Wenn Ihr Hund das alles gelernt hat, sind Sie schon ein großes Stück weiter! Aber nicht immer lässt sich pöbeliges Verhalten ohne eine Korrektur z. B. in Form von Wasser umlenken. Ich rate Ihnen, sich im gesamten Training, aber auf jeden Fall beim Einsatz korrigierender Maßnahmen von einem guten Trainer begleiten zu lassen!

Gelber Hund Programm

Unter dem Namen „Gulahund Yellow Dog Program“ wurde in Schweden 2012 eine gemeinnützige Kampagne ins Leben gerufen, die sich seitdem international darum bemüht, Hunden mit größerem Distanzbedürfnis den nötigen Freiraum zu verschaffen. Eine gelbe Schleife an der Leine oder ein gelbes Halstuch machen Hundehalter darauf aufmerksam, dass dieser Hund keinen Kontakt zu anderen möchte. So können freilaufende Hunde rechtzeitig zurückgerufen oder dem „Gulahund“ die nötige Zeit zum Ausweichen gegeben werden.

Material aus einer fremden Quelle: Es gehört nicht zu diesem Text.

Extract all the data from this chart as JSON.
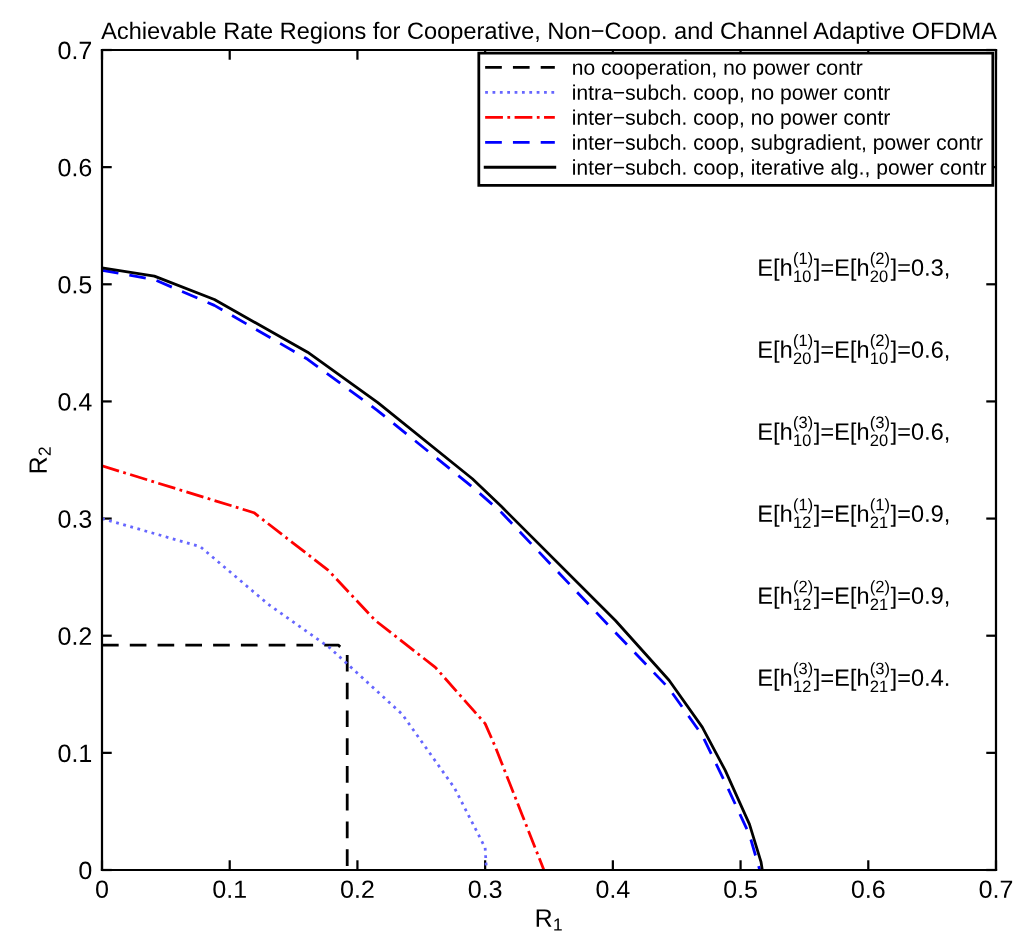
{
  "chart_data": {
    "type": "line",
    "title": "Achievable Rate Regions for Cooperative, Non−Coop. and Channel Adaptive OFDMA",
    "xlabel": "R$_{1}$",
    "ylabel": "R$_{2}$",
    "xlim": [
      0,
      0.7
    ],
    "ylim": [
      0,
      0.7
    ],
    "xticks": [
      0,
      0.1,
      0.2,
      0.3,
      0.4,
      0.5,
      0.6,
      0.7
    ],
    "yticks": [
      0,
      0.1,
      0.2,
      0.3,
      0.4,
      0.5,
      0.6,
      0.7
    ],
    "grid": false,
    "legend": "top right",
    "marker": "none",
    "series": [
      {
        "name": "no cooperation, no power contr",
        "color": "#000000",
        "line_style": "dashed",
        "x": [
          0,
          0.185,
          0.192,
          0.192
        ],
        "values": [
          0.192,
          0.192,
          0.185,
          0
        ]
      },
      {
        "name": "intra−subch. coop, no power contr",
        "color": "#6666ff",
        "line_style": "dotted",
        "x": [
          0,
          0.077,
          0.13,
          0.178,
          0.235,
          0.276,
          0.3,
          0.301
        ],
        "values": [
          0.3,
          0.276,
          0.227,
          0.19,
          0.133,
          0.07,
          0.019,
          0
        ]
      },
      {
        "name": "inter−subch. coop, no power contr",
        "color": "#ff0000",
        "line_style": "dashdot",
        "x": [
          0,
          0.119,
          0.177,
          0.214,
          0.261,
          0.3,
          0.308,
          0.329,
          0.346
        ],
        "values": [
          0.345,
          0.305,
          0.256,
          0.213,
          0.173,
          0.125,
          0.105,
          0.047,
          0
        ]
      },
      {
        "name": "inter−subch. coop, subgradient, power contr",
        "color": "#0000ff",
        "line_style": "dashed",
        "x": [
          0,
          0.041,
          0.088,
          0.161,
          0.216,
          0.29,
          0.313,
          0.4,
          0.444,
          0.47,
          0.49,
          0.507,
          0.515
        ],
        "values": [
          0.512,
          0.504,
          0.482,
          0.436,
          0.392,
          0.327,
          0.305,
          0.205,
          0.155,
          0.115,
          0.07,
          0.03,
          0
        ]
      },
      {
        "name": "inter−subch. coop, iterative alg., power contr",
        "color": "#000000",
        "line_style": "solid",
        "x": [
          0,
          0.041,
          0.088,
          0.161,
          0.216,
          0.29,
          0.313,
          0.402,
          0.444,
          0.47,
          0.488,
          0.507,
          0.516,
          0.517
        ],
        "values": [
          0.514,
          0.507,
          0.487,
          0.442,
          0.399,
          0.334,
          0.31,
          0.213,
          0.162,
          0.122,
          0.085,
          0.039,
          0.007,
          0
        ]
      }
    ],
    "annotations": [
      "E[h$^{(1)}$$_{10}$]=E[h$^{(2)}$$_{20}$]=0.3,",
      "E[h$^{(1)}$$_{20}$]=E[h$^{(2)}$$_{10}$]=0.6,",
      "E[h$^{(3)}$$_{10}$]=E[h$^{(3)}$$_{20}$]=0.6,",
      "E[h$^{(1)}$$_{12}$]=E[h$^{(1)}$$_{21}$]=0.9,",
      "E[h$^{(2)}$$_{12}$]=E[h$^{(2)}$$_{21}$]=0.9,",
      "E[h$^{(3)}$$_{12}$]=E[h$^{(3)}$$_{21}$]=0.4."
    ]
  }
}
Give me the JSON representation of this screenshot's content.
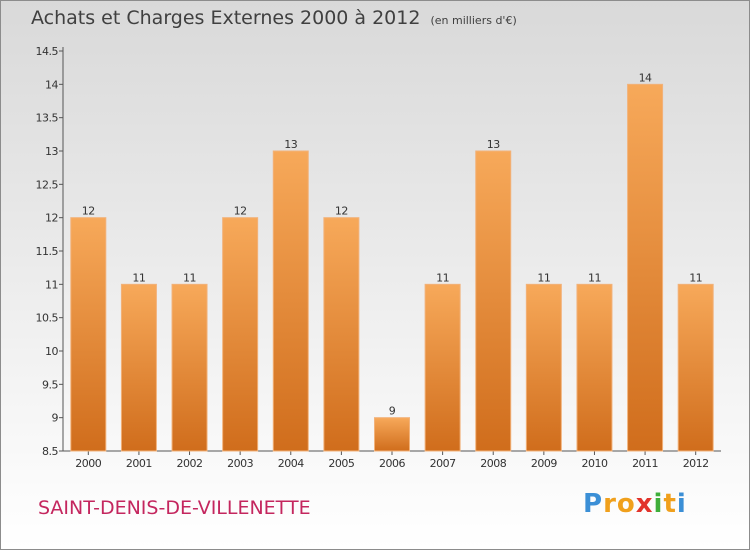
{
  "title": "Achats et Charges Externes 2000 à 2012",
  "subtitle": "(en milliers d'€)",
  "commune": "SAINT-DENIS-DE-VILLENETTE",
  "logo": {
    "text": "Proxiti",
    "letters": [
      {
        "char": "P",
        "color": "#3b8fd6"
      },
      {
        "char": "r",
        "color": "#f0a01c"
      },
      {
        "char": "o",
        "color": "#f0a01c"
      },
      {
        "char": "x",
        "color": "#e2332b"
      },
      {
        "char": "i",
        "color": "#3fae3a"
      },
      {
        "char": "t",
        "color": "#f0a01c"
      },
      {
        "char": "i",
        "color": "#3b8fd6"
      }
    ]
  },
  "chart_data": {
    "type": "bar",
    "categories": [
      "2000",
      "2001",
      "2002",
      "2003",
      "2004",
      "2005",
      "2006",
      "2007",
      "2008",
      "2009",
      "2010",
      "2011",
      "2012"
    ],
    "values": [
      12,
      11,
      11,
      12,
      13,
      12,
      9,
      11,
      13,
      11,
      11,
      14,
      11
    ],
    "data_labels": [
      "12",
      "11",
      "11",
      "12",
      "13",
      "12",
      "9",
      "11",
      "13",
      "11",
      "11",
      "14",
      "11"
    ],
    "ylim": [
      8.5,
      14.5
    ],
    "yticks": [
      "8.5",
      "9",
      "9.5",
      "10",
      "10.5",
      "11",
      "11.5",
      "12",
      "12.5",
      "13",
      "13.5",
      "14",
      "14.5"
    ],
    "xlabel": "",
    "ylabel": "",
    "grid": false,
    "legend": "none",
    "bar_color": "#f0913a"
  }
}
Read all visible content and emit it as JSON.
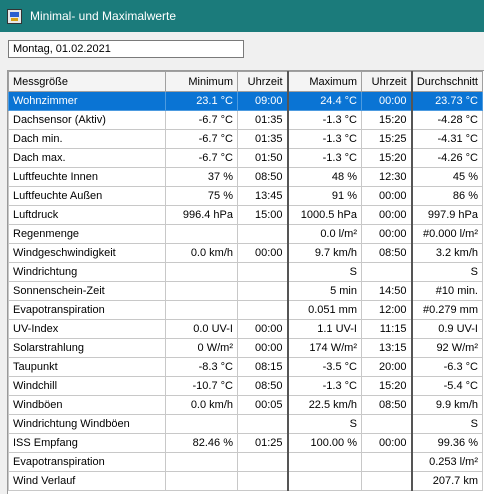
{
  "window": {
    "title": "Minimal- und Maximalwerte"
  },
  "date_field": {
    "value": "Montag, 01.02.2021"
  },
  "table": {
    "columns": [
      "Messgröße",
      "Minimum",
      "Uhrzeit",
      "Maximum",
      "Uhrzeit",
      "Durchschnitt"
    ],
    "rows": [
      [
        "Wohnzimmer",
        "23.1 °C",
        "09:00",
        "24.4 °C",
        "00:00",
        "23.73 °C"
      ],
      [
        "Dachsensor (Aktiv)",
        "-6.7 °C",
        "01:35",
        "-1.3 °C",
        "15:20",
        "-4.28 °C"
      ],
      [
        "Dach min.",
        "-6.7 °C",
        "01:35",
        "-1.3 °C",
        "15:25",
        "-4.31 °C"
      ],
      [
        "Dach max.",
        "-6.7 °C",
        "01:50",
        "-1.3 °C",
        "15:20",
        "-4.26 °C"
      ],
      [
        "Luftfeuchte Innen",
        "37 %",
        "08:50",
        "48 %",
        "12:30",
        "45 %"
      ],
      [
        "Luftfeuchte Außen",
        "75 %",
        "13:45",
        "91 %",
        "00:00",
        "86 %"
      ],
      [
        "Luftdruck",
        "996.4 hPa",
        "15:00",
        "1000.5 hPa",
        "00:00",
        "997.9 hPa"
      ],
      [
        "Regenmenge",
        "",
        "",
        "0.0 l/m²",
        "00:00",
        "#0.000 l/m²"
      ],
      [
        "Windgeschwindigkeit",
        "0.0 km/h",
        "00:00",
        "9.7 km/h",
        "08:50",
        "3.2 km/h"
      ],
      [
        "Windrichtung",
        "",
        "",
        "S",
        "",
        "S"
      ],
      [
        "Sonnenschein-Zeit",
        "",
        "",
        "5 min",
        "14:50",
        "#10 min."
      ],
      [
        "Evapotranspiration",
        "",
        "",
        "0.051 mm",
        "12:00",
        "#0.279 mm"
      ],
      [
        "UV-Index",
        "0.0 UV-I",
        "00:00",
        "1.1 UV-I",
        "11:15",
        "0.9 UV-I"
      ],
      [
        "Solarstrahlung",
        "0 W/m²",
        "00:00",
        "174 W/m²",
        "13:15",
        "92 W/m²"
      ],
      [
        "Taupunkt",
        "-8.3 °C",
        "08:15",
        "-3.5 °C",
        "20:00",
        "-6.3 °C"
      ],
      [
        "Windchill",
        "-10.7 °C",
        "08:50",
        "-1.3 °C",
        "15:20",
        "-5.4 °C"
      ],
      [
        "Windböen",
        "0.0 km/h",
        "00:05",
        "22.5 km/h",
        "08:50",
        "9.9 km/h"
      ],
      [
        "Windrichtung Windböen",
        "",
        "",
        "S",
        "",
        "S"
      ],
      [
        "ISS Empfang",
        "82.46 %",
        "01:25",
        "100.00 %",
        "00:00",
        "99.36 %"
      ],
      [
        "Evapotranspiration",
        "",
        "",
        "",
        "",
        "0.253 l/m²"
      ],
      [
        "Wind Verlauf",
        "",
        "",
        "",
        "",
        "207.7 km"
      ]
    ],
    "selected_row": 0
  },
  "colors": {
    "titlebar": "#1b7b7b",
    "selection": "#0a74d4"
  }
}
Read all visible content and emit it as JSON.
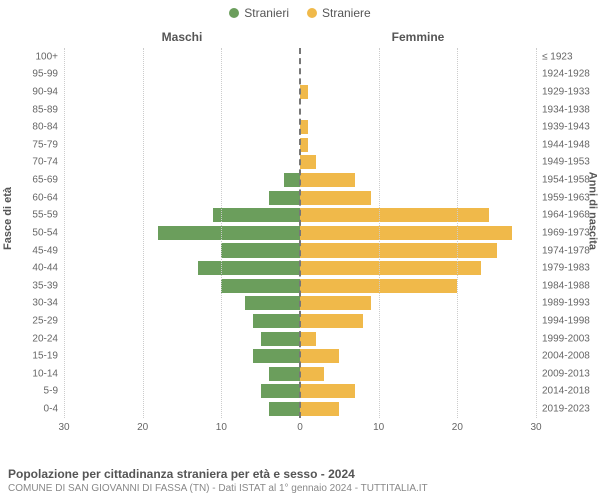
{
  "legend": {
    "series": [
      {
        "label": "Stranieri",
        "color": "#6b9e5c"
      },
      {
        "label": "Straniere",
        "color": "#f0b94a"
      }
    ]
  },
  "chart": {
    "type": "population-pyramid",
    "left_title": "Maschi",
    "right_title": "Femmine",
    "y_left_title": "Fasce di età",
    "y_right_title": "Anni di nascita",
    "xlim": 30,
    "xticks": [
      30,
      20,
      10,
      0,
      10,
      20,
      30
    ],
    "background_color": "#ffffff",
    "grid_color": "#cccccc",
    "rows": [
      {
        "age": "100+",
        "birth": "≤ 1923",
        "m": 0,
        "f": 0
      },
      {
        "age": "95-99",
        "birth": "1924-1928",
        "m": 0,
        "f": 0
      },
      {
        "age": "90-94",
        "birth": "1929-1933",
        "m": 0,
        "f": 1
      },
      {
        "age": "85-89",
        "birth": "1934-1938",
        "m": 0,
        "f": 0
      },
      {
        "age": "80-84",
        "birth": "1939-1943",
        "m": 0,
        "f": 1
      },
      {
        "age": "75-79",
        "birth": "1944-1948",
        "m": 0,
        "f": 1
      },
      {
        "age": "70-74",
        "birth": "1949-1953",
        "m": 0,
        "f": 2
      },
      {
        "age": "65-69",
        "birth": "1954-1958",
        "m": 2,
        "f": 7
      },
      {
        "age": "60-64",
        "birth": "1959-1963",
        "m": 4,
        "f": 9
      },
      {
        "age": "55-59",
        "birth": "1964-1968",
        "m": 11,
        "f": 24
      },
      {
        "age": "50-54",
        "birth": "1969-1973",
        "m": 18,
        "f": 27
      },
      {
        "age": "45-49",
        "birth": "1974-1978",
        "m": 10,
        "f": 25
      },
      {
        "age": "40-44",
        "birth": "1979-1983",
        "m": 13,
        "f": 23
      },
      {
        "age": "35-39",
        "birth": "1984-1988",
        "m": 10,
        "f": 20
      },
      {
        "age": "30-34",
        "birth": "1989-1993",
        "m": 7,
        "f": 9
      },
      {
        "age": "25-29",
        "birth": "1994-1998",
        "m": 6,
        "f": 8
      },
      {
        "age": "20-24",
        "birth": "1999-2003",
        "m": 5,
        "f": 2
      },
      {
        "age": "15-19",
        "birth": "2004-2008",
        "m": 6,
        "f": 5
      },
      {
        "age": "10-14",
        "birth": "2009-2013",
        "m": 4,
        "f": 3
      },
      {
        "age": "5-9",
        "birth": "2014-2018",
        "m": 5,
        "f": 7
      },
      {
        "age": "0-4",
        "birth": "2019-2023",
        "m": 4,
        "f": 5
      }
    ]
  },
  "caption": {
    "title": "Popolazione per cittadinanza straniera per età e sesso - 2024",
    "subtitle": "COMUNE DI SAN GIOVANNI DI FASSA (TN) - Dati ISTAT al 1° gennaio 2024 - TUTTITALIA.IT"
  }
}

Die Gründe, warum ein Hund mehr Abstand braucht als ein anderer, sind dabei vielfältig und schließen traumatische Erfahrungen ebenso ein wie bspw. eine Läufigkeit. Den auf diese Weise freiwillig gekennzeichneten Hunden und ihren Haltern wird der nötige Raum zum Training ermöglicht.
Egal, ob wir nun auf eine gelbe Schleife achten oder auf Verhalten und Körpersprache von Hund und Halter: Noch mehr Toleranzbereitschaft und Rücksichtnahme unter Hundehaltern sind sicherlich eine schöne und begrüßenswerte Entwicklung!